-
Bug
-
Resolution: Unresolved
-
Undefined
-
None
-
rhel-8.10, rhel-10.1, rhel-9.7
-
None
-
None
-
Important
-
rhel-systemd
-
None
-
False
-
False
-
-
None
-
None
-
None
-
None
-
Unspecified
-
Unspecified
-
Unspecified
-
None
What were you trying to do that didn't work?
A customer hits a kernel panic when updating the system due to PID 1 crashing in the linker phase, before main() executes.
This results in getting file system corruption because most of the updated files didn't reach persistent storage yet but are just in the file system cache, making the system unusable and hard to recover.
After much digging, it was found that the crash was due to having a rogue symlink /usr/lib64/libcrypto.so.10 pointing to an older libcrypto library, causing updated systemd to crash in linker phase, due to not being able to resolve symbols.

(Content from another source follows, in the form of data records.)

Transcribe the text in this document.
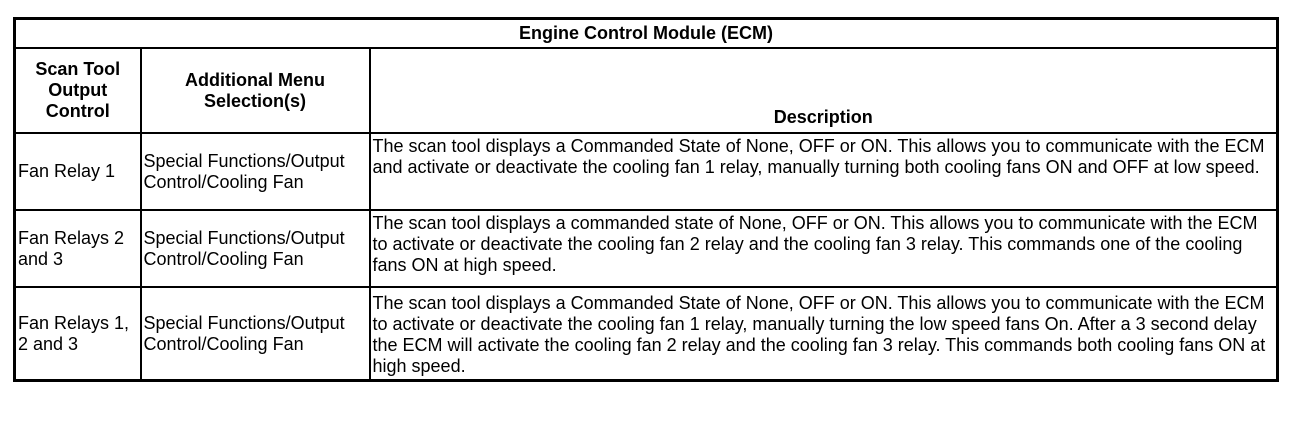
Engine Control Module (ECM)		
Scan Tool Output Control	Additional Menu Selection(s)	Description
Fan Relay 1	Special Functions/Output Control/Cooling Fan	The scan tool displays a Commanded State of None, OFF or ON. This allows you to communicate with the ECM and activate or deactivate the cooling fan 1 relay, manually turning both cooling fans ON and OFF at low speed.
Fan Relays 2 and 3	Special Functions/Output Control/Cooling Fan	The scan tool displays a commanded state of None, OFF or ON. This allows you to communicate with the ECM to activate or deactivate the cooling fan 2 relay and the cooling fan 3 relay. This commands one of the cooling fans ON at high speed.
Fan Relays 1, 2 and 3	Special Functions/Output Control/Cooling Fan	The scan tool displays a Commanded State of None, OFF or ON. This allows you to communicate with the ECM to activate or deactivate the cooling fan 1 relay, manually turning the low speed fans On. After a 3 second delay the ECM will activate the cooling fan 2 relay and the cooling fan 3 relay. This commands both cooling fans ON at high speed.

Since PID 1 is very important and crashes are just not acceptable, it needs to be hardened to survive as much as possible.
To do so, I'm proposing that before reexecuting, a test is made through spawning systemd as a child and verifying that the child returns 0.
If it appears the child fails to execute, then systemd should cancel the reexec to avoid crashing the system.
I'm attaching a prototype, which for now has several caveats (see the comments in the patch).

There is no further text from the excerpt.